DANIEL HOESL: Bei Elio Petri geht es noch um die Verhältnisse in Italien. Die Verhältnisse haben sich verschoben. Besonders, wenn diese Off Shore-Welt dazu kommt. Es wird immer Anwälte geben, die ein neues Loophole finden. Es geht um diese Machtverhältnisse und die Absurdität, wie unangreifbar man ist, wenn gewisse Leute nur dran glauben, dass man Investor ist. Das gleiche kann man übers Geld sagen. Wenn wir nicht dran glauben, dann müssen wir dran glauben. Es ist gesetzlich verankert, dass man ans Geld glauben muss. Das Geld ist das Mittel, um uns alle zu unterwerfen. Heute sind wir ja noch einen Schritt weiter. Heute geht es darum, dass wir alle Schulden haben. Die Schulden versklaven uns direkt. Sie nötigen uns dazu, zu arbeiten, damit wir unsere Zinsen abzahlen können. Wir laufen im Hamsterrad weiter und zahlen in den Topf, um ein paar andere Leute zu bereichern, denen Geld nicht mehr wichtig ist. Sie brauchen auch nichts, weil sie ohnehin immer eingeladen sind. Die Politiker freuen sich, wenn die weißen Ritter im Privatjet aus den Offshore-Inseln daherkommen, damit sie vielleicht doch noch eine Autofabrik aufmachen können oder besser fürs Image – ein Solar- oder ein Windkraftwerk. 85 Leuten gehört so viel wie dem Rest der Menschheit. Wer heute Millionär ist, ist eine arme Sau. Der wird es dorthin nie schaffen.
 
 
Es gibt auch ein Ausstiegszenario in WINWIN. Einer macht nicht mehr mit und findet andere Werte.
 
DANIEL HOESL: Als Antwort würde ich den Hedonismus sehen. Es gibt die Fülle oder nichts. Der Mittelstand ist abgeschafft. „Nichts“ ist in unserem Film ein romantischer Entwurf.

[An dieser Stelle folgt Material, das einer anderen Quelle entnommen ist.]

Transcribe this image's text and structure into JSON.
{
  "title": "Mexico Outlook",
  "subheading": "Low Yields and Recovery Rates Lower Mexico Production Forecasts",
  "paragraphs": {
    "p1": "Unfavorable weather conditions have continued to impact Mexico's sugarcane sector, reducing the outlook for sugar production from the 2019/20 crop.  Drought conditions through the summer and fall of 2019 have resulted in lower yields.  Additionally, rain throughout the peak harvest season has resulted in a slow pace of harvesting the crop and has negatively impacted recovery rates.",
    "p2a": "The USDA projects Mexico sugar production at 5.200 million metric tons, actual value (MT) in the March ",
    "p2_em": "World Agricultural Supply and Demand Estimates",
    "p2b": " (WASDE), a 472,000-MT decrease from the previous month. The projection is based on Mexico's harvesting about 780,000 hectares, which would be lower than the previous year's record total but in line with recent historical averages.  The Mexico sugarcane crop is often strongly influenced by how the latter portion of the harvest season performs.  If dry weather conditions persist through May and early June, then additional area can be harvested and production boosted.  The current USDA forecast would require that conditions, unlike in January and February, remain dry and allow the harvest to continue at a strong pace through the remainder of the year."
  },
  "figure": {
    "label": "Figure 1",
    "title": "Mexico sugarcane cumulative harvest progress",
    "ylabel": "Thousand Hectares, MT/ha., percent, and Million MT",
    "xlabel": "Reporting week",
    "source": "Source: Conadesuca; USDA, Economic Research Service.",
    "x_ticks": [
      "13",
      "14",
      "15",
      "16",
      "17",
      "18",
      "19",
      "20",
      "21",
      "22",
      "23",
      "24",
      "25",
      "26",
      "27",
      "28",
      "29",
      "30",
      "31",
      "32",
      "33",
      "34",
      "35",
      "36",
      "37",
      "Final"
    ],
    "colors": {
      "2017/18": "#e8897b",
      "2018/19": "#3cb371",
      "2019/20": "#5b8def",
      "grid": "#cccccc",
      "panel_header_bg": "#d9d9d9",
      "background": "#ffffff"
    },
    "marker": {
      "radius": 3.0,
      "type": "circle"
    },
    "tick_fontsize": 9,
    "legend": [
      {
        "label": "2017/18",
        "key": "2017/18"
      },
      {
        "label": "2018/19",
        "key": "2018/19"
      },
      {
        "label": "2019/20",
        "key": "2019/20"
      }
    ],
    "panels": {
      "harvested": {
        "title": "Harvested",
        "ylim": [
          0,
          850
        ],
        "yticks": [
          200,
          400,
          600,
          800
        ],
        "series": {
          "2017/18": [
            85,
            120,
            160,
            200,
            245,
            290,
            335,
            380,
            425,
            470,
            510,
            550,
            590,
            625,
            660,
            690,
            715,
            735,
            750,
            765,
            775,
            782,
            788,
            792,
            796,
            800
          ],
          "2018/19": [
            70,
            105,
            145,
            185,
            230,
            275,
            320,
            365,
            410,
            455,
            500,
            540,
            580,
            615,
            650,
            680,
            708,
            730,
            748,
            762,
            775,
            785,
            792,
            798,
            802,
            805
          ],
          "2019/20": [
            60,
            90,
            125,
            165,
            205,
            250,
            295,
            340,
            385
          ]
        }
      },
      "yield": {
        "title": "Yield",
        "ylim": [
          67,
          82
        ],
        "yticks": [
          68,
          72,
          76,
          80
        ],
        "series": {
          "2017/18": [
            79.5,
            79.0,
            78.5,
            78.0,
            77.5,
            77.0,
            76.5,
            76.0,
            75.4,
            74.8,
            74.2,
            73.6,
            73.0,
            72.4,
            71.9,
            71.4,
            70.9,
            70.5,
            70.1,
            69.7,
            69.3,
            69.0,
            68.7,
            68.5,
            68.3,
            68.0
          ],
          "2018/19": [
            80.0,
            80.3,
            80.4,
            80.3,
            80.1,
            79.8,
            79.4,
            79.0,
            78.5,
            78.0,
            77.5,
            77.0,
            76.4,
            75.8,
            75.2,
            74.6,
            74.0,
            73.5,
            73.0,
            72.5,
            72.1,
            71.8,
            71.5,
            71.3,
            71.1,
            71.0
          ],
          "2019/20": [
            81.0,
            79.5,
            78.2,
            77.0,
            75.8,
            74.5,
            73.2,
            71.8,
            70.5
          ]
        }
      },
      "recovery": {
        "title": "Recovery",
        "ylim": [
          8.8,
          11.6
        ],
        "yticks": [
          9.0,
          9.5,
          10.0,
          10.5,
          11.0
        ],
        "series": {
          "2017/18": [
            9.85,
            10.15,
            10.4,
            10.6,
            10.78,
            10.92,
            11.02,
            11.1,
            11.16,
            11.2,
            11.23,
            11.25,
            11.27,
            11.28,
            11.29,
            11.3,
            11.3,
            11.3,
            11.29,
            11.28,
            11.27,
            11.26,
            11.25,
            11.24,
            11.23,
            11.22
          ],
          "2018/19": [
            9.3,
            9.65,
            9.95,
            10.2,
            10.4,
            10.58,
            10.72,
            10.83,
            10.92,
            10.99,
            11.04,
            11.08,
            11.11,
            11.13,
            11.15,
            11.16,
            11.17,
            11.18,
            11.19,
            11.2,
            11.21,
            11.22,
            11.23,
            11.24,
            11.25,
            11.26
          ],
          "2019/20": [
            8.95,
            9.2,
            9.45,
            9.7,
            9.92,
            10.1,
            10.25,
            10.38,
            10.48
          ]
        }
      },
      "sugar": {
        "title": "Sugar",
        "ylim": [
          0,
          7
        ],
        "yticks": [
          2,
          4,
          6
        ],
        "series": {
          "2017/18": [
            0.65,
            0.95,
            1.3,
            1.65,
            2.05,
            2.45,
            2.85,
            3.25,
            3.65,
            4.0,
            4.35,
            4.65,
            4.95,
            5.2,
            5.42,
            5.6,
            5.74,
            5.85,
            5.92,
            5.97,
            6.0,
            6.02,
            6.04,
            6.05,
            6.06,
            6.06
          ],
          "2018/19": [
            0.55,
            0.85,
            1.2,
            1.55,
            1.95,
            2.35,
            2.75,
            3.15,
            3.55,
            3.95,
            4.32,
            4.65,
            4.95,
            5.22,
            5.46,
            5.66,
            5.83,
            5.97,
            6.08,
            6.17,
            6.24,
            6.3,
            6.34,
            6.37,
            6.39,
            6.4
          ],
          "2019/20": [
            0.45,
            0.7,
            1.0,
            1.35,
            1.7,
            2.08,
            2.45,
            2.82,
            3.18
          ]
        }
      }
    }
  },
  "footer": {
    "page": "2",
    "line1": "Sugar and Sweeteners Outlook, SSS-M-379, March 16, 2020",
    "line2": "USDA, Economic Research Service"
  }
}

Aber für ehrliche Arbeit Geld zu verdienen, ist heute nicht mehr wirklich möglich.
 
JULIA NIEMANN: Der „Aussteiger“ im Film schmeißt halt das Handtuch und exkludiert sich aus der Verhandlung und lebt sein Leben.  Unsere Investoren versuchen auch auszusteigen, aber sie müssen am Verhandlungstisch sitzen bleiben, sie müssen weiterspielen. Immer weiter...
 
 
... bis das System zusammenbricht?
 
DANIEL HOESL: Es gibt da sehr unterschiedliche Ansichten. Manche sagen, das System ist noch nie kollabiert. Das System ist aber nicht sehr alt und schon sehr oft an seine Grenzen gestoßen. Ich kann mir vorstellen, dass es einen fulminanten Umbruch geben könnte, wenn man einfach nicht mehr daran glaubt. Das große Problem, es stehen in der Regel ein paar Milliarden total indoktrinierten Menschen ein paar wenigen gegenüber. Darum gibt es keinen Aufstand dagegen. Es gibt immer wieder Proteste gegen ganz konkrete Sachen, wo es auch ganz wichtig ist, dagegen zu protestieren. Aber was war die Agenda von Occupy Wallstreet, außer Protest kundzutun? Das System kollabiert nur dann, wenn das System wirklich vorbei ist. Es kann nur in sich zusammenklappen. Das System per se ist too big to fail. Aber es gibt Hoffnung.